Pemerintah bukan diam saja, stimulasi dan asupan-asupan kebijakan dilahirkan agar menopang pengusaha, tetapi tetap saja banyak perusahaan berada di titik tanpa pilihan.
Waktu berganti hari berganti begitu peliknya permasalahan, tatanan kehidupan baru menjadi tips supaya mampu menyeimbangkan antara perekonomian terus berjalan dan pandemi tetap mampu di redam. Tapi tidak untuk proses kegiatan belajar mengajar, pemerintah mempertahankan kebijakan dalam jaringan. Beberapa kali dicoba dengan tatap muka, resiko besar mengintai.
Mungkin bukan masalah besar bagi pekerja dengan perangkat teknologi seperti komputer dan jaringan internet, termasuk proses belajar. Bisa bekerja dan belajar tanpa bertemu fisik, apakah tanpa masalah,?
Benar tanpa masalah, jikalau berada di kota-kota besar maupun perkotaan. Pekerja kantoran terbiasa dengan Internet, sedangkan di luar perkotaan akan mengalami kesulitan dan masalah besar. Sama halnya dengan belajar, tambahan yang timbul membeli kuota terkendala penghasilan.

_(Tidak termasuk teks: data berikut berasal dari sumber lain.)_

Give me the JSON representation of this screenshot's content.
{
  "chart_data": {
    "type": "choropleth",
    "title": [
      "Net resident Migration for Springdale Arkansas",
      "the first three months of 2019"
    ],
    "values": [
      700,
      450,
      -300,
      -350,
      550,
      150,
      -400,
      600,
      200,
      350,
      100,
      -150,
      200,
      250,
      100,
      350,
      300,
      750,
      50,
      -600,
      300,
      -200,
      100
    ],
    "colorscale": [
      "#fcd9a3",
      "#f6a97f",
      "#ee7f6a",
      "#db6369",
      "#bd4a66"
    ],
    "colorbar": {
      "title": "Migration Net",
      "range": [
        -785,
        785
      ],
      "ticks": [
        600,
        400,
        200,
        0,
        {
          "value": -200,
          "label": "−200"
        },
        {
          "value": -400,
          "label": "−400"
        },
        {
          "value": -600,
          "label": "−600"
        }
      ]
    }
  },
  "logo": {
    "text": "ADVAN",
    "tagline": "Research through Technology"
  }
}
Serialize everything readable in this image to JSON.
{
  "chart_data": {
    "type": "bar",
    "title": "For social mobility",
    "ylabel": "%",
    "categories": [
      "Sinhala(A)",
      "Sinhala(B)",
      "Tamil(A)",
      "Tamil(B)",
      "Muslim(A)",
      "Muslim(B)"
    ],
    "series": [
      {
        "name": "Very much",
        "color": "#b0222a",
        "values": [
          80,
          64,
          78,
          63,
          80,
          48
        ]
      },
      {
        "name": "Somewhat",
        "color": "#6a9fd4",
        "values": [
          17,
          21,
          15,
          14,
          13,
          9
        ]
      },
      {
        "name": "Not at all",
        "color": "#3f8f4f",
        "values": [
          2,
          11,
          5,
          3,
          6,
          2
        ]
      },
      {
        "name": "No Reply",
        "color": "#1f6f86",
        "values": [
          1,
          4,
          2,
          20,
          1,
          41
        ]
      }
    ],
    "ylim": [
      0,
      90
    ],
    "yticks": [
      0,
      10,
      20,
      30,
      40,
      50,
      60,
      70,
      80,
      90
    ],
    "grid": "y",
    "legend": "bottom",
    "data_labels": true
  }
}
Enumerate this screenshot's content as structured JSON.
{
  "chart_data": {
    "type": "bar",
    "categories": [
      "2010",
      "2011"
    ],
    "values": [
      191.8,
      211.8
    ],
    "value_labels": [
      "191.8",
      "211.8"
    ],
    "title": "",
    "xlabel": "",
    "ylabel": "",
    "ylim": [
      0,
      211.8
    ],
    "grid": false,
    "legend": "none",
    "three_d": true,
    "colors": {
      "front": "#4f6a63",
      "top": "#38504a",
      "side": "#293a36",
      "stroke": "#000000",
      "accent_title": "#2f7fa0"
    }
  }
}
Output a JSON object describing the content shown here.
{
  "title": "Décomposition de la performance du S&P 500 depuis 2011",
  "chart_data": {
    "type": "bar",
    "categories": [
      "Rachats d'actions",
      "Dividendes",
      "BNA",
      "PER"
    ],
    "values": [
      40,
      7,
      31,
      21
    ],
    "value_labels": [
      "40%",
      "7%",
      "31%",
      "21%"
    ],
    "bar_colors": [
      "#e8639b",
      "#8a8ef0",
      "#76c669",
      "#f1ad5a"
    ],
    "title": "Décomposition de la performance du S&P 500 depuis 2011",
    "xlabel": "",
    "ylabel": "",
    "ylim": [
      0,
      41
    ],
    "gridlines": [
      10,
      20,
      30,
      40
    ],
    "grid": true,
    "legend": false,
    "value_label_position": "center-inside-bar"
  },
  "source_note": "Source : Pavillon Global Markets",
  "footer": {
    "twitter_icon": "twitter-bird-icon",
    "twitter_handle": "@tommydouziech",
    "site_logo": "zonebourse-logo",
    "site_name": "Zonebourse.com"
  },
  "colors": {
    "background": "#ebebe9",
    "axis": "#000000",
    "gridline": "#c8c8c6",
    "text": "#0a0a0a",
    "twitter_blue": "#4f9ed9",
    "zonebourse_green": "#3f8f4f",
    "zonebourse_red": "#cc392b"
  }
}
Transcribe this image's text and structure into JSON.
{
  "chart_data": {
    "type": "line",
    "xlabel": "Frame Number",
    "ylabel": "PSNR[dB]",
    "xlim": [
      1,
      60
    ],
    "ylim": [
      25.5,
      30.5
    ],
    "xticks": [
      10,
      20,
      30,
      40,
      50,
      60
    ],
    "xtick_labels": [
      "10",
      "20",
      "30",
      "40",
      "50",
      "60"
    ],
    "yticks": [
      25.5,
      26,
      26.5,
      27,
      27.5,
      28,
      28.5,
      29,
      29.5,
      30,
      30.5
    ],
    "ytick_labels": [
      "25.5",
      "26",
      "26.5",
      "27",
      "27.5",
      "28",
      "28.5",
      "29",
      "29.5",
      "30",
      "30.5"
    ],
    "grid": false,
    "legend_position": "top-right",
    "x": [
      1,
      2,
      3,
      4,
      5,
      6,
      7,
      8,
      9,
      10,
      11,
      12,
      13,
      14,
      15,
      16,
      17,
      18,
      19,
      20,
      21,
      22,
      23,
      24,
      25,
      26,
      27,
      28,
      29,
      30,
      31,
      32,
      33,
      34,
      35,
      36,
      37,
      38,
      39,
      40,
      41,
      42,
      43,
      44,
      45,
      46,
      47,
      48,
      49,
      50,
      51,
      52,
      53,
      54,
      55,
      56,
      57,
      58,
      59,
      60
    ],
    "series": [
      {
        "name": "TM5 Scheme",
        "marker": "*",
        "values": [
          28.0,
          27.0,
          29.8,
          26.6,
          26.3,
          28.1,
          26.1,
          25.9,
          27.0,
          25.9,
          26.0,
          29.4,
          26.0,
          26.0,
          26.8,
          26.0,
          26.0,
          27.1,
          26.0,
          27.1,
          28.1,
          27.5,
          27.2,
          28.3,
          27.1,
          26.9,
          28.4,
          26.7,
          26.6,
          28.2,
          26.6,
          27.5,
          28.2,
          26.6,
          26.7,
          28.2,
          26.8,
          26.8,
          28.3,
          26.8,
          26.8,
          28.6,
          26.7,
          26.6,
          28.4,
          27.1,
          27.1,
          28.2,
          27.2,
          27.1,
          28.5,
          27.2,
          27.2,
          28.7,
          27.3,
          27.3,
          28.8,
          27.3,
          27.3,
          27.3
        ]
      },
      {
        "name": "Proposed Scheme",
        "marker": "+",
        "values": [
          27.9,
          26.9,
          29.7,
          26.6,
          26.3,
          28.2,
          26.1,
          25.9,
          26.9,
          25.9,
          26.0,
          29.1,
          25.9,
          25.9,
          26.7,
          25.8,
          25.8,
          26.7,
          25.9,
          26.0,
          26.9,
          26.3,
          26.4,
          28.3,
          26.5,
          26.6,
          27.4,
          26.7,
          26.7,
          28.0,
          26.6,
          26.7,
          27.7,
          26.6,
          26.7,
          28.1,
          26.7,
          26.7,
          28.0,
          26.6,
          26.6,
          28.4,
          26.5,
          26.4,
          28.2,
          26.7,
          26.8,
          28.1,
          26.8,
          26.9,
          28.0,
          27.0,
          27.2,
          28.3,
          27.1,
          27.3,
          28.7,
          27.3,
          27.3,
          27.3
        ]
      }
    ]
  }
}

Sampailah akhirnya pemerintah menggelontorkan bantuan pendidikan berupa paket belajar, paket kuota yang diharapkan mampu memberi keringanan. Namun, di perkotaan banyak juga para orang tua memutar kepala karena tidak memiliki perangkat seperti smartphone.
Andaikan memiliki perangkat dan kuota terbeli, lalu signal? Signal menjadi tanda bahkan pengingat pada pemerintah bahwa selain menggiatkan pembangunan infrastruktur terutama penghubung setiap daerah terutama jalan, jembatan, dermaga dan bandar udara agar mudah distribusi juga transportasi hingga pelosok negeri.
Bukankah negeri yang terdiri dari ribuan pulau ini jika semakin digital maka akan semakin maju pula. Pertemuan antar komunitas, BUMN, kepala daerah dengan jajaran, antar kepala daerah dengan pemerintah pusat bahkan skala negara seperti pertemuan dengan presiden, kini berlangsung dalam jaringan selama pandemi.
Covid-19 memberikan pelajaran bukan hanya pola hidup bersih dan sehat, Indonesia akan terus bermimpi terkoneksi kalau masih Susah Signal.